You have a live example without limitation than ten thousand characters in your SQL query here:

        http://sqlformat.darold.net/

pg_format will automatically detected that it is running in a CGI environment and will output all html code needed to run an online code formatter site. There's nothing more to do.

INSTALLATION

Download the tarball from github and unpack the archive as follow:

        tar xzf pgFormatter-x.x.tar.gz
        cd pgFormatter-x.x/
        perl Makefile.PL
        make && sudo make install

This will copy the Perl script pg_format in /usr/local/bin/pg_format directory by default and the man page into /usr/local/share/man/man1/pg_format.1. Those are the default installation directory for 'site' install.

If you want to install all under /usr/ location, use INSTALLDIRS='perl' as argument of Makefile.PL. The script will be installed into /usr/bin/pg_format and the manpage into /usr/share/man/man1/pg_format.1.

For example, to install everything just like Debian does, proceed as follow:

        perl Makefile.PL INSTALLDIRS=vendor

By default INSTALLDIRS is set to site.

HINTS

Formatting from VI

With pgFormatter, you can just add the following line to your ~/.vimrc file:

        au FileType sql setl formatprg=/usr/local/bin/pg_format\ -

This lets your gq commands use pgFormatter automagically. For example if you are on the first line, typing:

        ESC+gq+G

will format the entire file.

        ESC+gq+2j

will format the next two line.

Thanks to David Fetter for the hint.

Formatting from Atom

If you use atom as your favorite editor you can install the pg-formatter package which is a Node.js wrapper of pgFormatter.

Features:

  * Format selected text or a whole file via keyboard shortcut or command.
  * Format SQL files on save.

Installation:

Search for pg-formatter in Atom UI or get it via command line:

    apm install pg-formatter

Usage:

Hit Ctrl-Alt-F to format selected text (or a whole file) or define your shortcut:

    'ctrl-alt-p': 'pg-formatter:format'

Also, you can automatically format SQL files on save (disabled by default).

You can download the package from url:

        https://atom.io/packages/pg-formatter

the sources are available at https://github.com/gajus/pg-formatter

Thanks to Alex Fedoseev for the atom package.

Prevent replacing code snippets

Using -p or --placeholder command line option it is possible to keep code untouched by pgFormatter in your SQL queries.
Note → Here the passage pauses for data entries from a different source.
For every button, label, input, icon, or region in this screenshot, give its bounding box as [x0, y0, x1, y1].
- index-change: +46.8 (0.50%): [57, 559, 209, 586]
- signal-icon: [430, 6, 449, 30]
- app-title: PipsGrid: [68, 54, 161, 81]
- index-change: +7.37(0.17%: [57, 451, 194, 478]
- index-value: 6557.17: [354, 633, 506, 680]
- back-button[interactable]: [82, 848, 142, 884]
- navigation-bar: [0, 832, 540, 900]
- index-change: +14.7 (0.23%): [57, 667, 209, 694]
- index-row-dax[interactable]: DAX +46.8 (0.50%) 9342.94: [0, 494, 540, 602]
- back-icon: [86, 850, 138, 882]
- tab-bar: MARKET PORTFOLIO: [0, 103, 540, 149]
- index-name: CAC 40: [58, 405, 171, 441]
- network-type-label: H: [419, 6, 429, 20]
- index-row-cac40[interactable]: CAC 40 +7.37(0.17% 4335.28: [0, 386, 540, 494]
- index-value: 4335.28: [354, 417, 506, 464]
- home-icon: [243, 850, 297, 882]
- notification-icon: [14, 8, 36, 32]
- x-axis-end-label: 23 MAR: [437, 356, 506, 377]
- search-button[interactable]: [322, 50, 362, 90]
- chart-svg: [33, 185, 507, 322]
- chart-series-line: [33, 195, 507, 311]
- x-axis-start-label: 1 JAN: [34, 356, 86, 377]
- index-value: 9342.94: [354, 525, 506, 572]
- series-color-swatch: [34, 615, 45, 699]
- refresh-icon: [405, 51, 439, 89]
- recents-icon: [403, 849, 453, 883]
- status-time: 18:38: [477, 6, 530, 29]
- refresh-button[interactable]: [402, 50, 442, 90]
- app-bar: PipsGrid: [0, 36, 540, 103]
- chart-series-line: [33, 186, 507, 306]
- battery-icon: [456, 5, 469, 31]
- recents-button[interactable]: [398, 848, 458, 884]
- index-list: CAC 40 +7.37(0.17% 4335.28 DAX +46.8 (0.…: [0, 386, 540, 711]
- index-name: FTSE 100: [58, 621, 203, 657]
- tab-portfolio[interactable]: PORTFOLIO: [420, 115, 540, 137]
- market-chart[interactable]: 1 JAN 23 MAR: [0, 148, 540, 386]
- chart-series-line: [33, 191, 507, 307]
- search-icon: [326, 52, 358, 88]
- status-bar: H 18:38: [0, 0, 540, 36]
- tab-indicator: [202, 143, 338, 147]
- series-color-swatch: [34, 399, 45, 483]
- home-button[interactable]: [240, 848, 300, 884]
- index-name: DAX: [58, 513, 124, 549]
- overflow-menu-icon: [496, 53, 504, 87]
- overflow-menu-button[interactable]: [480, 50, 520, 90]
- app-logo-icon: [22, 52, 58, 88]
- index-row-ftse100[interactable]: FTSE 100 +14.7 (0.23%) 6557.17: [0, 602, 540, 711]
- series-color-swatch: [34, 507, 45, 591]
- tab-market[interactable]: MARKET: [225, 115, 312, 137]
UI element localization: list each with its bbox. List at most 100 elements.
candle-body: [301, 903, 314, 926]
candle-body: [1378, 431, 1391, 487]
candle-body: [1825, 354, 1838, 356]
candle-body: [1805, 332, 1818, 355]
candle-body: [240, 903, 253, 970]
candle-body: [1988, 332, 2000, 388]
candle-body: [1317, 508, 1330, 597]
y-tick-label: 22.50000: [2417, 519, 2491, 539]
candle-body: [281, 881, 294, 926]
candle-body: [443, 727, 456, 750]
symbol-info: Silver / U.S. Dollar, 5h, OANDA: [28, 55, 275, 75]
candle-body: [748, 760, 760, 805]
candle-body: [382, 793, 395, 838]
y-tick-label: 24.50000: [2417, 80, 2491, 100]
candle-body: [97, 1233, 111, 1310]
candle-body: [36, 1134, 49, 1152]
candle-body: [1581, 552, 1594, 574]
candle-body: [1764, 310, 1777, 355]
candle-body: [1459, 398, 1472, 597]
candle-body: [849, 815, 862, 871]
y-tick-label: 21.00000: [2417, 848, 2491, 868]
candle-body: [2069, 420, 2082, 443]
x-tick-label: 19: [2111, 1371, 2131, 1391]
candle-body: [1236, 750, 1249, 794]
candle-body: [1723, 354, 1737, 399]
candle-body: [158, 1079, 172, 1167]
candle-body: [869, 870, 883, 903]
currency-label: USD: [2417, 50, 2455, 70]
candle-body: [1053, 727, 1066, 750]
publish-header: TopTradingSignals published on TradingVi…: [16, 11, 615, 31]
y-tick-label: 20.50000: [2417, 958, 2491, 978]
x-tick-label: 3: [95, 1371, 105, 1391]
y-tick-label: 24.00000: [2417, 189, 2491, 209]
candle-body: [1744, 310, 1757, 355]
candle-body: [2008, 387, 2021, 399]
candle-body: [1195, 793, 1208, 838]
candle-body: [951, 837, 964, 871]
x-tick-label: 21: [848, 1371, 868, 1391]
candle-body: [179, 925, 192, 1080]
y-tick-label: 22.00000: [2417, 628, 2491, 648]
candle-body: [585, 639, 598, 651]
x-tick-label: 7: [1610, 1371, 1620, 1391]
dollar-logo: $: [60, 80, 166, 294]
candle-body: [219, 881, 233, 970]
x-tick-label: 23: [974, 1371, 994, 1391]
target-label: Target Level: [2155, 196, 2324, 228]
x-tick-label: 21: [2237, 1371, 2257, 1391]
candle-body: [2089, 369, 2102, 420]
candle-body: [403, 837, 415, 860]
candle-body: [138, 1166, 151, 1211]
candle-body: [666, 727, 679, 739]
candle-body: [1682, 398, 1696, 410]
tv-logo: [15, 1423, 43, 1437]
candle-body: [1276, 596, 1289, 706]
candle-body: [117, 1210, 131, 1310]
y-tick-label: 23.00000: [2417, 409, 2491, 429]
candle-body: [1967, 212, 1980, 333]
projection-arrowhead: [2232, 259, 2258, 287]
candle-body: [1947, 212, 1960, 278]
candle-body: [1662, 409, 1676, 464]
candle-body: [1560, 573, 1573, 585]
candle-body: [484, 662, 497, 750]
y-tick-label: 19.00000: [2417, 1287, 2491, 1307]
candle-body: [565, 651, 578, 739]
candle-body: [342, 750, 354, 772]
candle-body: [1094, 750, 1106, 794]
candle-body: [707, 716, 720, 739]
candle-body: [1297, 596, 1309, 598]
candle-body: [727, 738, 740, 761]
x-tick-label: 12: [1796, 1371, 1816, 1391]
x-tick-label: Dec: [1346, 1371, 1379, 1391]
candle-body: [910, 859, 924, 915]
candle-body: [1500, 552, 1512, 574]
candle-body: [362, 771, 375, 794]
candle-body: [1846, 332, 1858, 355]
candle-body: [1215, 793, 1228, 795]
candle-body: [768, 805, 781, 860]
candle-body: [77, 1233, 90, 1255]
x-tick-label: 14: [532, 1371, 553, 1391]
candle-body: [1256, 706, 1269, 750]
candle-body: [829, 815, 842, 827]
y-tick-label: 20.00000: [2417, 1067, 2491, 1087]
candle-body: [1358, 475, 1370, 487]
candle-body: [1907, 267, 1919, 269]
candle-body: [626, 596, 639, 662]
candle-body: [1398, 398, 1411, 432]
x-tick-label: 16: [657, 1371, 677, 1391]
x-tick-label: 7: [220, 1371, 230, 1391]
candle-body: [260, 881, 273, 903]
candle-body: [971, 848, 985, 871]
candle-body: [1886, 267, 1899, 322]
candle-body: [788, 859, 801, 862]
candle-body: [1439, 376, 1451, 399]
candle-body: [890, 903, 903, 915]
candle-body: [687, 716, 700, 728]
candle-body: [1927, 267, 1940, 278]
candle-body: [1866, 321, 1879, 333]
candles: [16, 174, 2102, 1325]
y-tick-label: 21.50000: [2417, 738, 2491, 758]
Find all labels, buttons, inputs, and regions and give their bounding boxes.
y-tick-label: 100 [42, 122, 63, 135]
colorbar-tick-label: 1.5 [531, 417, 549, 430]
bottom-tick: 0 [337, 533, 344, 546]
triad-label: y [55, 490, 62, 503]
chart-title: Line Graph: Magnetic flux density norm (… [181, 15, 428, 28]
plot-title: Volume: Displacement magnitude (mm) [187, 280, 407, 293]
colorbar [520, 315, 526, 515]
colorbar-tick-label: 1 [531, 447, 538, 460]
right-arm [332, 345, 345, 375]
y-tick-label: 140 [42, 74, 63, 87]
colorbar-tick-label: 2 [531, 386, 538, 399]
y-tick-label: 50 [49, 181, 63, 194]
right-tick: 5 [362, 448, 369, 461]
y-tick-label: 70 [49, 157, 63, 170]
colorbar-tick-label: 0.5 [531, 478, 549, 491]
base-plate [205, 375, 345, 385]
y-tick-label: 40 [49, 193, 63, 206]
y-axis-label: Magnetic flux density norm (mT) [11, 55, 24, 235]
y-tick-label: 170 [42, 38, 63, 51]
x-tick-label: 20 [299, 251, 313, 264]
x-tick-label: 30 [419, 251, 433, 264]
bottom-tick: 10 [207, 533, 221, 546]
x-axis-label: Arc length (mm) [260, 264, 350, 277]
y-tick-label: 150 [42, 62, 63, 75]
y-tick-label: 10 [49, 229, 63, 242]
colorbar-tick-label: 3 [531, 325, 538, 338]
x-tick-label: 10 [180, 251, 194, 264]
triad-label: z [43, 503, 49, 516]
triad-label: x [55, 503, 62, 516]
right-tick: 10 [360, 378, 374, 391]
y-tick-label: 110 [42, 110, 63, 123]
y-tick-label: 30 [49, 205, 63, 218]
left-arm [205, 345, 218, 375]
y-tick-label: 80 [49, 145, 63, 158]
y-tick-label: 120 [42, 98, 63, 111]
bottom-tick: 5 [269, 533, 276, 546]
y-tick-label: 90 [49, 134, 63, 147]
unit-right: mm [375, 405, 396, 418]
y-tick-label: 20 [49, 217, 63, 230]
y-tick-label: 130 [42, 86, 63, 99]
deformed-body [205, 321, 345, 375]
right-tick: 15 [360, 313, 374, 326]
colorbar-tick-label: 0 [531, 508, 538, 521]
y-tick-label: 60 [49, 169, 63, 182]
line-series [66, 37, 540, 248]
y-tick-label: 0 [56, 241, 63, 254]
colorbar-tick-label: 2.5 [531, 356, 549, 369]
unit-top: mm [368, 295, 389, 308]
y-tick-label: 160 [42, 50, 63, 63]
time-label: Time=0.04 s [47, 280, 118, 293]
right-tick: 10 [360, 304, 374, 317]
For example, in query like:

        SELECT * FROM projects WHERE projectnumber
                IN <<internalprojects>> AND username = <<loginname>>;

you may want pgFormatter to not interpret << and >> as bit-shift keywords and modify your code snippets. You can use a Perl regular expression to instruct pgFormatter to keep some part of the query untouched. For example:

        pg_format samples/ex9.sql -p '<<(?:.*)?>>'

will not format the bit-shift like operators.

Prevent dynamic code formatting

By default pgFormatter takes all code between single quote as string constant and do not perform any formatting on this code. It is common to use a string as code separator to avoid doubling single quote in dynamic code generation, in this case pgFormatter can fail to auto detect the code separator. By default it will search for any string after the EXECUTE keyword starting with dollar sign. If it can not auto detect your code separator you can use the command line option -S or --separator to set the code separator that must be used.

Node.js thin-wrapper

Gajus Kuizinas has written a Node.js wrapper for executing pgFormatter. You can find it at https://github.com/gajus/pg-formatter

Customize CSS for the CGI output

You can change the HTML style rendered through the default CSS style by creating a file named custom_css_file.css into the pgFormatter CGI script directory. The default CSS will be fully overridden by this custom file content. You have to look at the generated HTML output to get the default CSS code used.

AUTHORS

pgFormatter is an original work from Gilles Darold with major code refactoring by Hubert depesz Lubaczewski.

COPYRIGHT

Copyright 2012-2018 Gilles Darold. All rights reserved.

LICENSE

pgFormatter is free software distributed under the PostgreSQL Licence.